The recent Halifax House Price Index showed that prices rose by 5% in the three months to April, compared with the same period a year earlier. It is the fastest annual growth rate since February 2017 and is up from 2.6% in the three months to March.
Despite Brexit uncertainty impacting the property market there are clear signs of its resilience. It must also be remembered that while prices are stalling in London, regional markets remain strong, with many flourishing.
With this in mind property remains a great investment opportunity. There are a number of ways an investor can get into property investment, with each having a different balance of risk and reward.
Buy-to-let: Strong start but has hit the stumbling blocks
Over the past few decades buy-to-let investing has created a large amount of wealth for investors. However buy-to-let has hit the stumbling blocks in the wake of new tax legislation and regulation. These actions have contributed to rising property prices as well as hitting investor’s pockets which has led many to get out of the buy-to-let sector.
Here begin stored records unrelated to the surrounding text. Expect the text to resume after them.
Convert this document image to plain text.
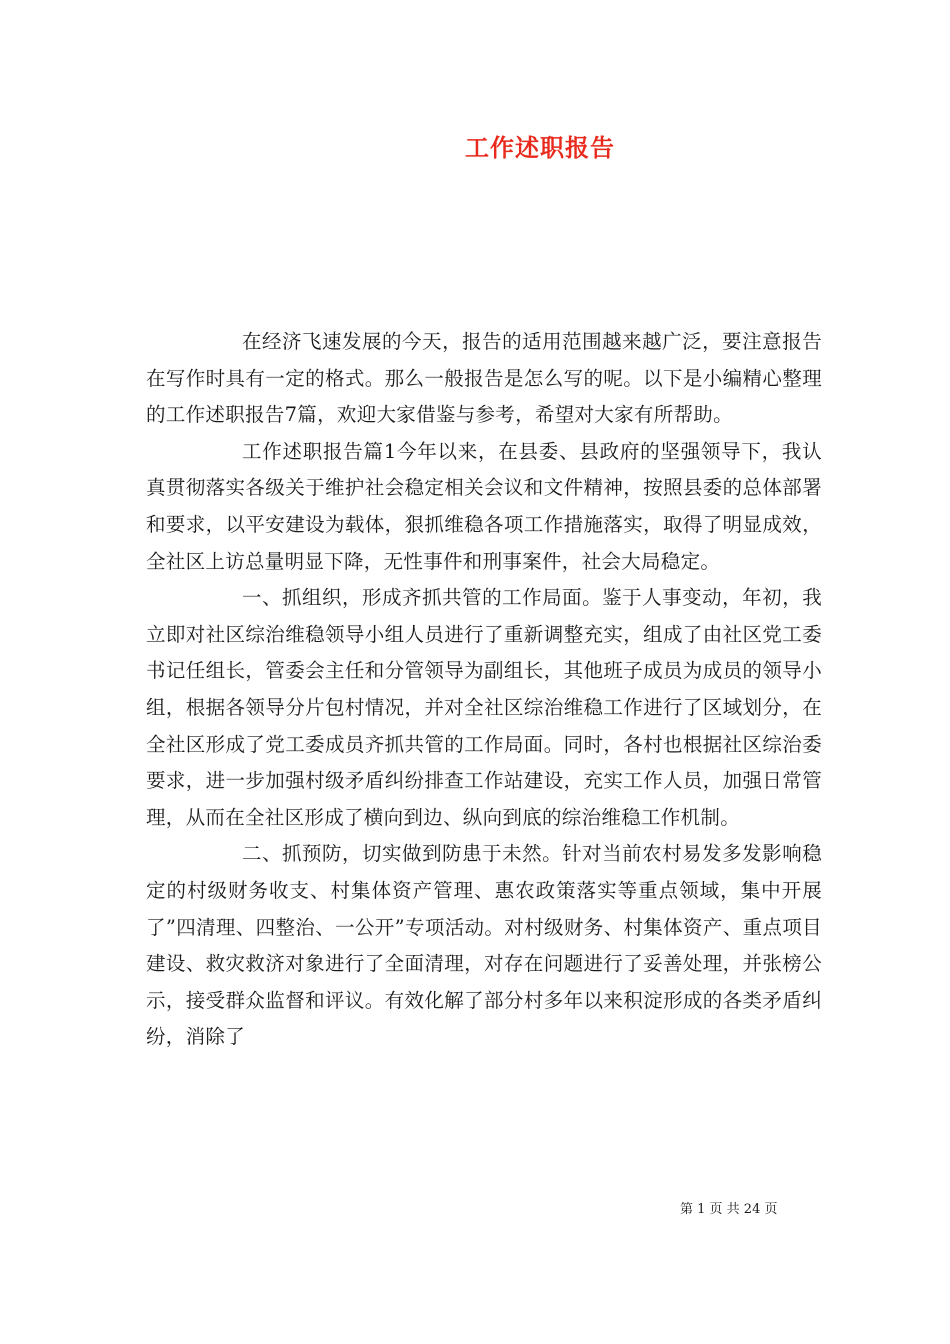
工作述职报告

在经济飞速发展的今天，报告的适用范围越来越广泛，要注意报告在写作时具有一定的格式。那么一般报告是怎么写的呢。以下是小编精心整理的工作述职报告7篇，欢迎大家借鉴与参考，希望对大家有所帮助。

工作述职报告篇1今年以来，在县委、县政府的坚强领导下，我认真贯彻落实各级关于维护社会稳定相关会议和文件精神，按照县委的总体部署和要求，以平安建设为载体，狠抓维稳各项工作措施落实，取得了明显成效，全社区上访总量明显下降，无性事件和刑事案件，社会大局稳定。

一、抓组织，形成齐抓共管的工作局面。鉴于人事变动，年初，我立即对社区综治维稳领导小组人员进行了重新调整充实，组成了由社区党工委书记任组长，管委会主任和分管领导为副组长，其他班子成员为成员的领导小组，根据各领导分片包村情况，并对全社区综治维稳工作进行了区域划分，在全社区形成了党工委成员齐抓共管的工作局面。同时，各村也根据社区综治委要求，进一步加强村级矛盾纠纷排查工作站建设，充实工作人员，加强日常管理，从而在全社区形成了横向到边、纵向到底的综治维稳工作机制。

二、抓预防，切实做到防患于未然。针对当前农村易发多发影响稳定的村级财务收支、村集体资产管理、惠农政策落实等重点领域，集中开展了”四清理、四整治、一公开”专项活动。对村级财务、村集体资产、重点项目建设、救灾救济对象进行了全面清理，对存在问题进行了妥善处理，并张榜公示，接受群众监督和评议。有效化解了部分村多年以来积淀形成的各类矛盾纠纷，消除了

第 1 页 共 24 页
Landlords are now buying fewer homes than at any time in the past nine years. The number of buy-to-let purchases declined 15% year-on-year in 2018. In 2011, every one in five houses sold was sold to someone who planned to rent out the property. Now the number has fallen to one in 10.
Real estate investment trusts and property bonds: Solid but limited yield
REIT’s have proven themselves to be a very trustworthy and safe source of income. As they pay their investors mostly in dividends, suffering lower volatility, and thus helping to avoid costly mistakes during bear markets and lost decades for stocks. An attractive investment for those looking for security, but the trade-off is low yield. Property bonds allow an investor to invest in part of a property development. Their investment is secured by an asset, which makes it an attractive investment. The cost of bonds are also relatively low which opens them up for the retail investor.
Property P2P: High risk, high reward
With P2P having grown in popularity in recent years, property-backed P2P lending has become one of the more popular angles pursued by platforms. At a time of low yields P2P offers yield-hungry investors relatively high-returns, often in the high single digits, with property backed P2P growing in popularity due to investors liking the security of bricks and mortar. P2P carries its risks – it is not covered under the Financial Services compensation scheme which can result in investors losing their money. Consequently, doing detailed research into the company you are investing your money into is key but it must be remembered those who seek financing on P2P lenders often carrier a higher risk than most.
Proptech Investment platforms: An alternative to P2P
Not all technology based property lending platforms are Peer-to-Peer. There are investment options that are similar to P2P but produce slightly less yield for much less risk.